Microsoft Posts It's First Loss

There is a first time for everything. Microsoft just posted it's first loss since becoming a public company in 1986. In a way I kind of feel bad for them. They bet the farm on .NET in early 2000, and looks like things haven't gone according to plan. Perhaps it's time to rethink that .NET strategy.

There are two key decision Microsoft made in the early part of the 21st century that pretty much put them were they are now. From the moment they introduced the .NET product and their "Software as a Service" strategy, I knew it was a bad idea. The second fatal mistake was making Windows harder to "obtain". Piracy is your best friend.

More people using Windows means more products developed for it, and more popularity, thus leading to more copies sold. When Microsoft introduced product activation in Windows XP, I swore to never pay for another Microsoft product again. Prior to that, I purchased a legitimate copy of every version of Windows that came out. Today, I simply obtain my copy of Windows by alternative means.

In addition to Microsoft's announced loss, the popularity of Windows is on a constant decline and the Windows Phone isn't doing too well either. Looks like that draconian anti-piracy for Windows Vista/7 is working a little too well. The trouble isn't over yet, Windows 8 is looking to become a much bigger flop that Vista. It's Metro interface just doesn't have a place on desktop computers. In October 2012 we can all say hello to Microsoft BOB 2.0.

However, the company isn't in trouble yet. Three things must happen for the company to make a turn around.
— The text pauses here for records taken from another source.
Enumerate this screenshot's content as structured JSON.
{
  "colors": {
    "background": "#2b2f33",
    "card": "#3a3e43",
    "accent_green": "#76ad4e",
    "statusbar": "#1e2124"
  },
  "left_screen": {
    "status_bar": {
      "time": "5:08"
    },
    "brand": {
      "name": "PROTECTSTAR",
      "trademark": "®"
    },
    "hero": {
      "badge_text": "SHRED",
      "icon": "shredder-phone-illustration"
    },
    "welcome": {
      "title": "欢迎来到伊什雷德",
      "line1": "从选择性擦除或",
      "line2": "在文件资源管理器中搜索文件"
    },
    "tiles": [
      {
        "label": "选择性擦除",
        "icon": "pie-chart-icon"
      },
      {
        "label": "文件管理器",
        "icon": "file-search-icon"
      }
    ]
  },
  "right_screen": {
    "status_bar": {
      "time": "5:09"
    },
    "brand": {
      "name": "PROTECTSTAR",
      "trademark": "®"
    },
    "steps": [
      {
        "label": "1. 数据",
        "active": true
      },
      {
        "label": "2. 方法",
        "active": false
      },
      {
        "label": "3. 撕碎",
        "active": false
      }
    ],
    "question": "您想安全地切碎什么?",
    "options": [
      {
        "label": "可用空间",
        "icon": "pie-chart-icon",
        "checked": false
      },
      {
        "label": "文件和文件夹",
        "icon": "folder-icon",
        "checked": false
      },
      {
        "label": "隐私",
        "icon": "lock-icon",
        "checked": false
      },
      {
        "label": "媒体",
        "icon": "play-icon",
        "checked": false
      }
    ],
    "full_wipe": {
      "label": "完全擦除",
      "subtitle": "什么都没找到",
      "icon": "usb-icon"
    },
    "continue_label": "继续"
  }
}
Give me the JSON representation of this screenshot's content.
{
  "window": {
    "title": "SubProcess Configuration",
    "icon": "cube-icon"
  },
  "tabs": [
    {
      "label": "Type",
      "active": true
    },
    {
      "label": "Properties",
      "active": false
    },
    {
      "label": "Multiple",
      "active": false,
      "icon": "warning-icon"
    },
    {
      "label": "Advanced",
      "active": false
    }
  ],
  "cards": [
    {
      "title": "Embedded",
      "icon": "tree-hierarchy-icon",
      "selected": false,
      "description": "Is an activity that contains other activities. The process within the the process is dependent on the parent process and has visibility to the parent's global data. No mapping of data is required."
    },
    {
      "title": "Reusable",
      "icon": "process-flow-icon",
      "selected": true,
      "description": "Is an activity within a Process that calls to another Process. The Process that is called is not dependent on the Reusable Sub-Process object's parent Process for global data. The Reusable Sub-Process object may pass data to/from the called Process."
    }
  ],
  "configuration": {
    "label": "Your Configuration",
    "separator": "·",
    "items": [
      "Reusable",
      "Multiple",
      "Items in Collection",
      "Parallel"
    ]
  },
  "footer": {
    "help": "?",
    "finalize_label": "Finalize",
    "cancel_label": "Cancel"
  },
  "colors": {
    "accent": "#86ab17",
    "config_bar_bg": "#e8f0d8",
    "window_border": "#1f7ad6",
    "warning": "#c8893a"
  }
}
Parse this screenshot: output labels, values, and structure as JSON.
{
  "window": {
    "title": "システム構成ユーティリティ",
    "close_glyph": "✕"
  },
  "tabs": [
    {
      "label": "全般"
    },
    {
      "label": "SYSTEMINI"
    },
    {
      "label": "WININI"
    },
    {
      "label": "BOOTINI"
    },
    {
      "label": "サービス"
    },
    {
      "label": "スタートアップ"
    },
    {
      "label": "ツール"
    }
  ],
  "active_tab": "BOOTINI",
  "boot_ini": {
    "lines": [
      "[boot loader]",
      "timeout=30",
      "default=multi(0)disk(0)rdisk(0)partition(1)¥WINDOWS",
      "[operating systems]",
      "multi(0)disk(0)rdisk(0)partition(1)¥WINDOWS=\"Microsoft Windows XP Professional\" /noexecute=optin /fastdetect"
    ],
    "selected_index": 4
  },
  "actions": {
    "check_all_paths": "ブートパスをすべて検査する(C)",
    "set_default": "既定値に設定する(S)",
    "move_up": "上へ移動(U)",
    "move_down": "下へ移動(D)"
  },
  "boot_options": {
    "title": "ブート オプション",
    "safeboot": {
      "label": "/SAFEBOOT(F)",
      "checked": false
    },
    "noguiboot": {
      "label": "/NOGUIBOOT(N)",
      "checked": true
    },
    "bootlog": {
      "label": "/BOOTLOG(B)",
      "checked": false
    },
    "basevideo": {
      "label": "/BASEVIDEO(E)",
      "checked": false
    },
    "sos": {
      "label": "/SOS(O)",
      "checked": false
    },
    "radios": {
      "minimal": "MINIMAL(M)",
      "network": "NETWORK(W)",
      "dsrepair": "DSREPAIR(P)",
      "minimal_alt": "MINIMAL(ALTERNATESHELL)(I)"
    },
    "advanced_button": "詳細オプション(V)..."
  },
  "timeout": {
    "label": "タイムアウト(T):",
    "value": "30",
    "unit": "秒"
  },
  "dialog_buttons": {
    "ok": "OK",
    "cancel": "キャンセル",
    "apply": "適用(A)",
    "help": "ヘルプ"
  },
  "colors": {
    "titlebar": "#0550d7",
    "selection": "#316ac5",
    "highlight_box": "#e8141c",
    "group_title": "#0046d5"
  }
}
  1. Scrap Windows Vista/7/8 and go back to the Windows 2000 code base. Start from their and modernize it to the level of Windows 7's strengths. That means no fancy 3d desktop GUI, no DRM, no bloat, and especially no product activation!
  2. Drop the .NET crap. It isn't working, no body likes it, it's slow, we don't need it (we have Java), and it's a complete failure. Admit defeat and concentrate on delivering a proper development platform. Again, look at what was done with Windows 2000 and embrace it. VB6 was awesome.
  3. Stop trying to take over the world. Mandating PC manufactures to install nothing but Windows, forcing ARM device to only run Windows, and making your own proprietary standards isn't helping your public image, look at what happened to Apple.

I guarantee, if Microsoft follows my three suggestions to the letter, we'll see Windows make a come back, and maybe I may just buy a copy one day.